The trick is for us to have the distributed real estate where beer can be served. Or is this what the Claremont Institute and other such think tanks actually are? I should visit.
Extra Credit: From the Archives (Prophesy from 2012)
Honor Killing & the Innocence of Muslims
I take this as the single most useful observation of Pinker's book as it dovetails with Hobbes and is in synch with my critique of the overreach of organic politics - aka 'Who is Your Leviathan?' Nonviolent social protest and all such questions of 'social justice' are an attempt to move multicultural honor systems into national law here in the United States. They weren't in the case of the Civil Rights Movement, because King's SCLC was nationalist and his dream was firmly rooted in the American Dream. That was the Negro position. But the Black Nationalist movement that followed on the heels of Civil Rights successes required international links and Marxist connections. It sought to change the direction of justice coming from an honor established outside of the Pledge of Allegiance, as do its mulitcultural follow-on movements.
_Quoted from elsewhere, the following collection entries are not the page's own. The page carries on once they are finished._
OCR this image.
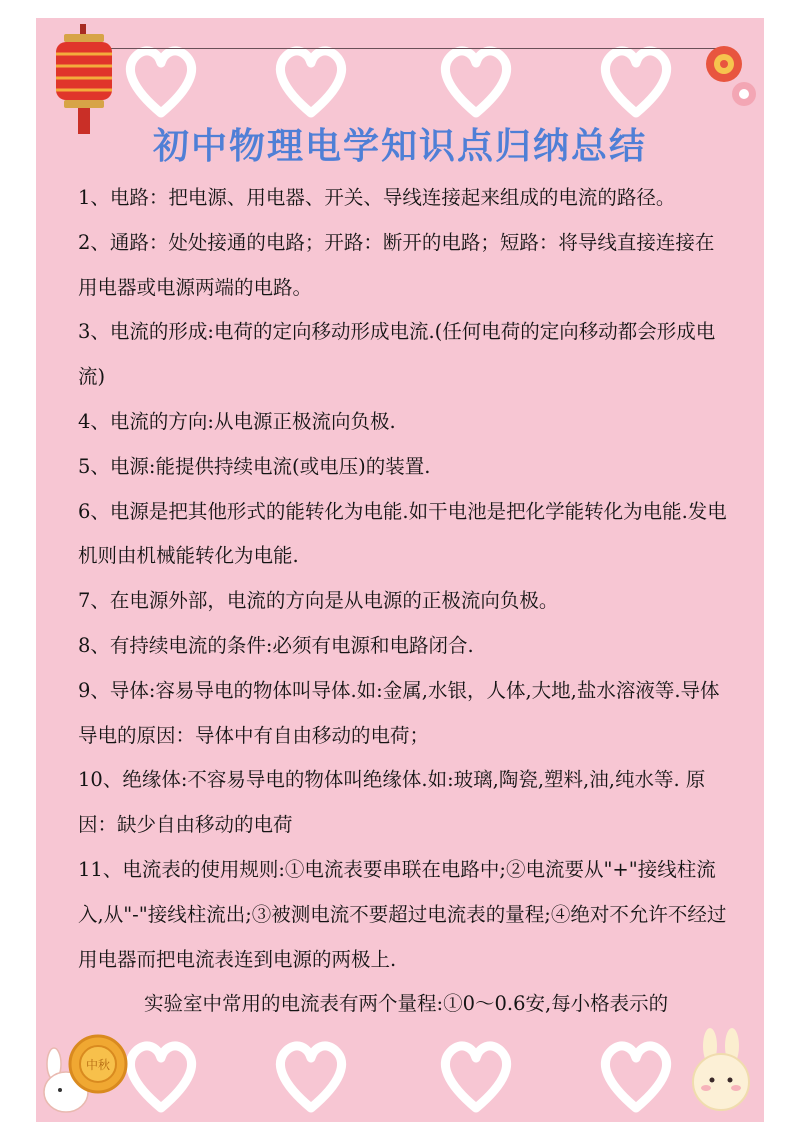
初中物理电学知识点归纳总结

1、电路：把电源、用电器、开关、导线连接起来组成的电流的路径。

2、通路：处处接通的电路；开路：断开的电路；短路：将导线直接连接在用电器或电源两端的电路。

3、电流的形成:电荷的定向移动形成电流.(任何电荷的定向移动都会形成电流)

4、电流的方向:从电源正极流向负极.

5、电源:能提供持续电流(或电压)的装置.

6、电源是把其他形式的能转化为电能.如干电池是把化学能转化为电能.发电机则由机械能转化为电能.

7、在电源外部，电流的方向是从电源的正极流向负极。

8、有持续电流的条件:必须有电源和电路闭合.

9、导体:容易导电的物体叫导体.如:金属,水银，人体,大地,盐水溶液等.导体导电的原因：导体中有自由移动的电荷；

10、绝缘体:不容易导电的物体叫绝缘体.如:玻璃,陶瓷,塑料,油,纯水等. 原因：缺少自由移动的电荷

11、电流表的使用规则:①电流表要串联在电路中;②电流要从"+"接线柱流入,从"-"接线柱流出;③被测电流不要超过电流表的量程;④绝对不允许不经过用电器而把电流表连到电源的两极上.

实验室中常用的电流表有两个量程:①0～0.6安,每小格表示的

中秋
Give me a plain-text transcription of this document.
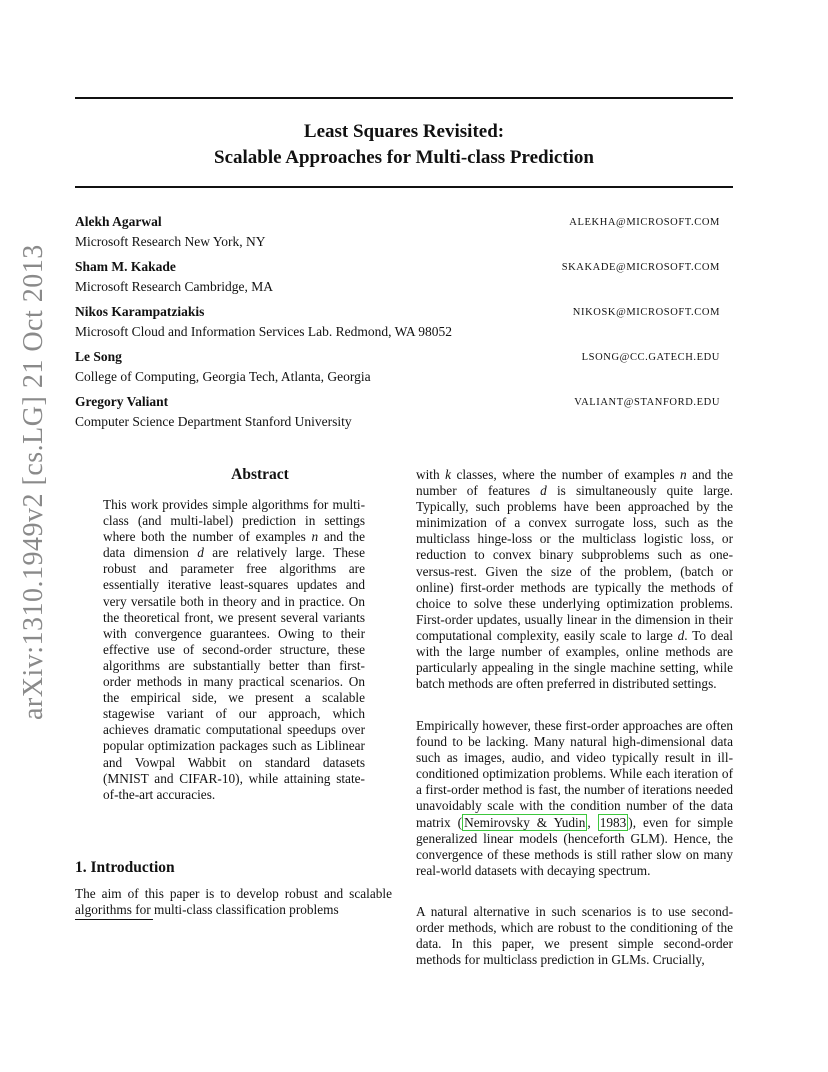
arXiv:1310.1949v2 [cs.LG] 21 Oct 2013
Least Squares Revisited:
Scalable Approaches for Multi-class Prediction
Alekh Agarwal	ALEKHA@MICROSOFT.COM
Microsoft Research New York, NY
Sham M. Kakade	SKAKADE@MICROSOFT.COM
Microsoft Research Cambridge, MA
Nikos Karampatziakis	NIKOSK@MICROSOFT.COM
Microsoft Cloud and Information Services Lab. Redmond, WA 98052
Le Song	LSONG@CC.GATECH.EDU
College of Computing, Georgia Tech, Atlanta, Georgia
Gregory Valiant	VALIANT@STANFORD.EDU
Computer Science Department Stanford University
Abstract
This work provides simple algorithms for multi-class (and multi-label) prediction in settings where both the number of examples n and the data dimension d are relatively large. These robust and parameter free algorithms are essentially iterative least-squares updates and very versatile both in theory and in practice. On the theoretical front, we present several variants with convergence guarantees. Owing to their effective use of second-order structure, these algorithms are substantially better than first-order methods in many practical scenarios. On the empirical side, we present a scalable stagewise variant of our approach, which achieves dramatic computational speedups over popular optimization packages such as Liblinear and Vowpal Wabbit on standard datasets (MNIST and CIFAR-10), while attaining state-of-the-art accuracies.
1. Introduction
The aim of this paper is to develop robust and scalable algorithms for multi-class classification problems
with k classes, where the number of examples n and the number of features d is simultaneously quite large. Typically, such problems have been approached by the minimization of a convex surrogate loss, such as the multiclass hinge-loss or the multiclass logistic loss, or reduction to convex binary subproblems such as one-versus-rest. Given the size of the problem, (batch or online) first-order methods are typically the methods of choice to solve these underlying optimization problems. First-order updates, usually linear in the dimension in their computational complexity, easily scale to large d. To deal with the large number of examples, online methods are particularly appealing in the single machine setting, while batch methods are often preferred in distributed settings.
Empirically however, these first-order approaches are often found to be lacking. Many natural high-dimensional data such as images, audio, and video typically result in ill-conditioned optimization problems. While each iteration of a first-order method is fast, the number of iterations needed unavoidably scale with the condition number of the data matrix ( Nemirovsky & Yudin , 1983 ), even for simple generalized linear models (henceforth GLM). Hence, the convergence of these methods is still rather slow on many real-world datasets with decaying spectrum.
A natural alternative in such scenarios is to use second-order methods, which are robust to the conditioning of the data. In this paper, we present simple second-order methods for multiclass prediction in GLMs. Crucially,
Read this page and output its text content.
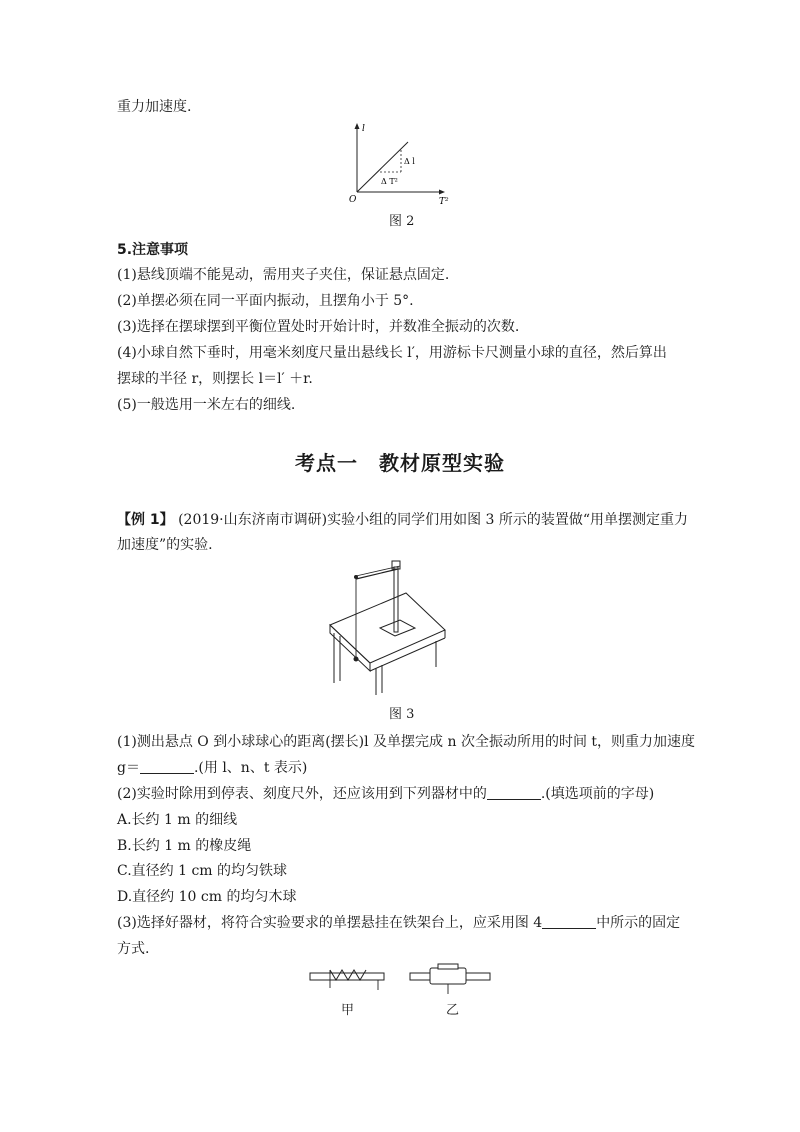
重力加速度.
l
T²
O
Δ l
Δ T²
图 2
5.注意事项
(1)悬线顶端不能晃动，需用夹子夹住，保证悬点固定.
(2)单摆必须在同一平面内振动，且摆角小于 5°.
(3)选择在摆球摆到平衡位置处时开始计时，并数准全振动的次数.
(4)小球自然下垂时，用毫米刻度尺量出悬线长 l′，用游标卡尺测量小球的直径，然后算出
摆球的半径 r，则摆长 l＝l′ ＋r.
(5)一般选用一米左右的细线.
考点一　教材原型实验
【例 1】 (2019·山东济南市调研)实验小组的同学们用如图 3 所示的装置做“用单摆测定重力
加速度”的实验.
图 3
(1)测出悬点 O 到小球球心的距离(摆长)l 及单摆完成 n 次全振动所用的时间 t，则重力加速度
g＝	.(用 l、n、t 表示)
(2)实验时除用到停表、刻度尺外，还应该用到下列器材中的	.(填选项前的字母)
A.长约 1 m 的细线
B.长约 1 m 的橡皮绳
C.直径约 1 cm 的均匀铁球
D.直径约 10 cm 的均匀木球
(3)选择好器材，将符合实验要求的单摆悬挂在铁架台上，应采用图 4	中所示的固定
方式.
甲	乙
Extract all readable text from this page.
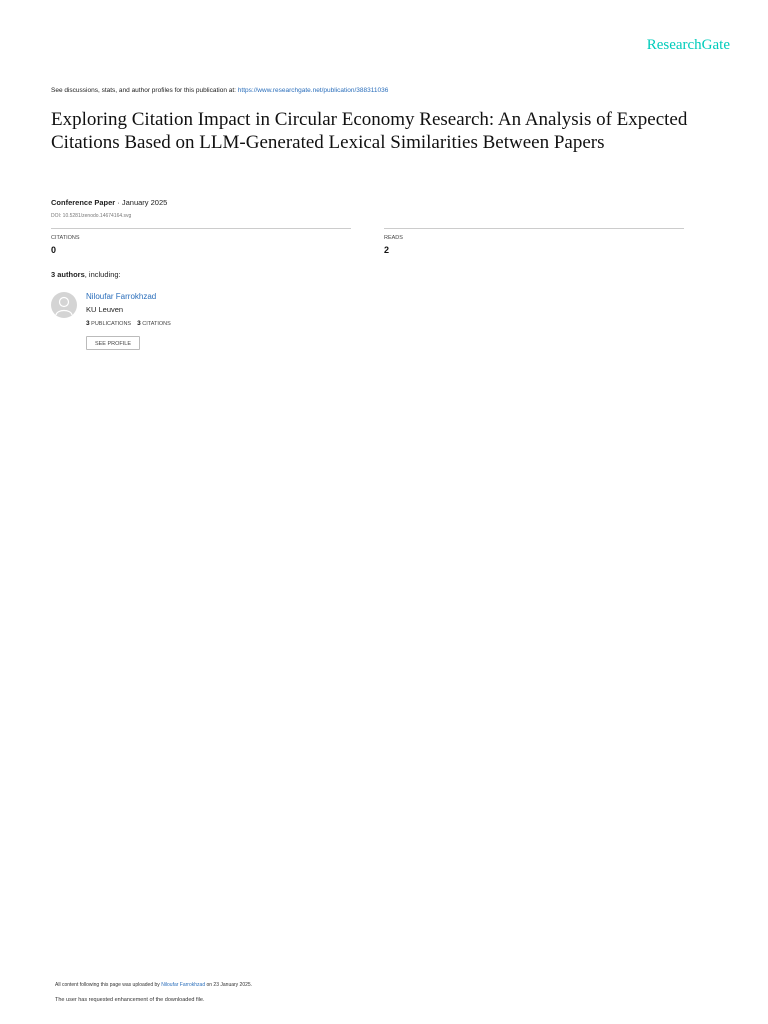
ResearchGate
See discussions, stats, and author profiles for this publication at: https://www.researchgate.net/publication/388311036
Exploring Citation Impact in Circular Economy Research: An Analysis of Expected Citations Based on LLM-Generated Lexical Similarities Between Papers
Conference Paper · January 2025
DOI: 10.5281/zenodo.14674164.svg
CITATIONS
0
READS
2
3 authors, including:
Niloufar Farrokhzad
KU Leuven
3 PUBLICATIONS 3 CITATIONS
SEE PROFILE
All content following this page was uploaded by Niloufar Farrokhzad on 23 January 2025.
The user has requested enhancement of the downloaded file.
-- this above paragraph is my first clearly articulated idea about what exactly people mean by 'social justice', which is to say that it seeks to elevate particular and provincial honor codes to national standing by privileging the victimhood of favored groups according to social definitions. I opposes this because it is anti-modern, and devolves common law towards interest-group law. --
I hope you will take solace in my intention to go upstairs and listen to Clark Terry. On vinyl.
The pejorative is fungible, but only to a point. Another cracker can call me out as the cracker I am, but... Border Scots who've been run through Ulster first on the way over are a contentious outfit. Most of us are armed to the teeth. We really shouldn't be allowed to drink alcohol at all, if you think about it. That said, I hope we can share a beer garden some day.